Frankreich sucht eine Welle antisemitischer Übergriffe heim

Mit der Friedens-Zeder fing es an

Der Krieg im Gazastreifen ist über 3.000 Kilometer entfernt - und doch scheint er in Frankreich derzeit gefährlich nahe. Fast täglich gibt es Berichte über Angriffe auf jüdische Einrichtungen. Als eine der ersten war die "Friedens-Zeder" in Lyon betroffen. Unmittelbar nach den ersten israelischen Angriffen auf Gaza sägten Unbekannte den Baum ab, den die französische Stadt zu Ehren des 1995 ermordeten Friedensnobelpreisträgers Jitzak Rabin gepflanzt hatte. Seitdem vergeht kaum ein Tag ohne Gewaltmeldungen.

Autor/in:
Klaus Nelißen
 (DR)

Während in Deutschland auf den Straßen zumeist friedlich gegen den Krieg im Gazastreifen demonstriert wurde, fielen in Frankreich schon Molotow-Cocktails gegen Synagogentüren, wurden Autos beschädigt und jüdische Schulen bedroht. Lille, Straßburg, Paris, Mulhouse, Saint Denis - die Liste der Städte wächst, in denen Parolen wie "Tot den Juden" gerufen oder an die Mauern geschmiert wurden.

Am 29. Dezember fand ein jüdischer Metzger aus Bordeaux vor seinem Laden einen Boykottaufruf zum Kauf jüdischer Produkte - drei Tage später waren seine Fensterscheiben zerstört. Am Dienstag musste eine jüdische Schule in der Nähe von Saint Denis nach anonymen Bombendrohungen evakuiert werden.

Warum gerade in Frankreich so heftig?
Die Täter vermengen Politik und Religion, unterscheiden nicht zwischen dem Staat Israel und dem Judentum. Ihre Parolen haben nichts mit dem aktuellen politischen Geschehen zu tun. Sie sind antisemitisch. Mehr als 55 solcher Übergriffe zählt die jüdische Studenten-Organisation UEJF in Frankreich seit dem 27. Dezember. Zum Vergleich: Im Jahr 2007 waren es insgesamt 250. Doch warum sind gerade in Frankreich die Reaktionen auf die Kämpfe im Gazastreifen so heftig?

Der französische Politologe Jean-Yves Camus sieht die Demografie als einen Grund. Frankreich habe mit rund 600.000 Juden nicht nur die größte jüdische Gemeinschaft Europas, sondern sei mit vier bis fünf Millionen Muslimen auch so stark islamisch geprägt wie in Westeuropa nur noch Großbritannien. Da gebe es viele Reibungsflächen, meint der Experte vom Pariser ISIS-Institut für internationale strategische Beziehungen Frankreichs.

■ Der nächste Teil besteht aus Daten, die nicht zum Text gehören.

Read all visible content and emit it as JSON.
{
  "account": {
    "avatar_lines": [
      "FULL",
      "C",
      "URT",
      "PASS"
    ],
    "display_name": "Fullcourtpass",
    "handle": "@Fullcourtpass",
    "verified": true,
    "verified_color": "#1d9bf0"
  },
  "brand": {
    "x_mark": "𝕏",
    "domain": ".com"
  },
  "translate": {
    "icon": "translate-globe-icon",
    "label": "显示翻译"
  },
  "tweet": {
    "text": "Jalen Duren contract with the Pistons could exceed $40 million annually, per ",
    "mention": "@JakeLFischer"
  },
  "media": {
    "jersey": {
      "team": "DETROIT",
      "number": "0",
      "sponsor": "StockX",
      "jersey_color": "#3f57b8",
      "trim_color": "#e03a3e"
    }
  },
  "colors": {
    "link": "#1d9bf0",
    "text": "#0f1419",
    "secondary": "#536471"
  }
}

Nach Einschätzung von Camus sind rund 90 Prozent der Täter junge Muslime. Sie lebten oft in Vororten von Paris, Toulouse, Lille oder Lyon. Doch die antisemitischen Übergriffe seien nicht nur ein Problem der berüchtigten "Banlieus", die Lage sei komplexer, betont Camus. Seiner Einschätzung zufolge fallen die Reaktionen auch deshalb so heftig aus, weil Staatspräsident Nicolas Sarkozy sich im Nahostkonflikt zu profilieren versuche. Das habe zusätzlich Öl ins Feuer gegossen und die Reaktionen seien auch als Kritik an Sarkozy zu verstehen, der in den entsprechenden Milieus besonders unbeliebt sei.

Vertreter der Religionen mahnen
Auch bei bislang friedlichen Demonstrationen, wie es sie in anderen Ländern Europas gibt, macht Camus in Frankreich eine Verschärfung aus: Sie würden stärker antisemitisch. Dass Israel-Kritik in Antisemitismus überspringt, stellt auch die EU-Grundrechteagentur in Wien fest. Das sei eine immer wieder auftauchende Reaktion auf die Nahost-Krise, sagt deren Antisemitismus-Experte Andreas Accarado. Doch derart heftige und zahlreiche Übergriffe wie derzeit "geben Anlass zur Sorge".

In Frankreich mahnen Vertreter verschiedener Religionen nahezu unisono zu Mäßigung, warnen Imame, Rabbiner und Bischöfe eindringlich davor, den Gaza-Konflikt nach Frankreich zu "importieren". Der Nahostkonflikt sei politisch und kein Religionskrieg zwischen Juden und Muslimen, erklärte der Religionsrat der Muslime in Frankreich unter der Woche. Ebenso riefen die katholischen Bischöfe zu Frieden unter den Religionen auf. Sie verurteilten jede Form, den Konflikt durch Gewalt in Frankreich fortzuführen. Doch bislang blieben ihre Rufe ungehört.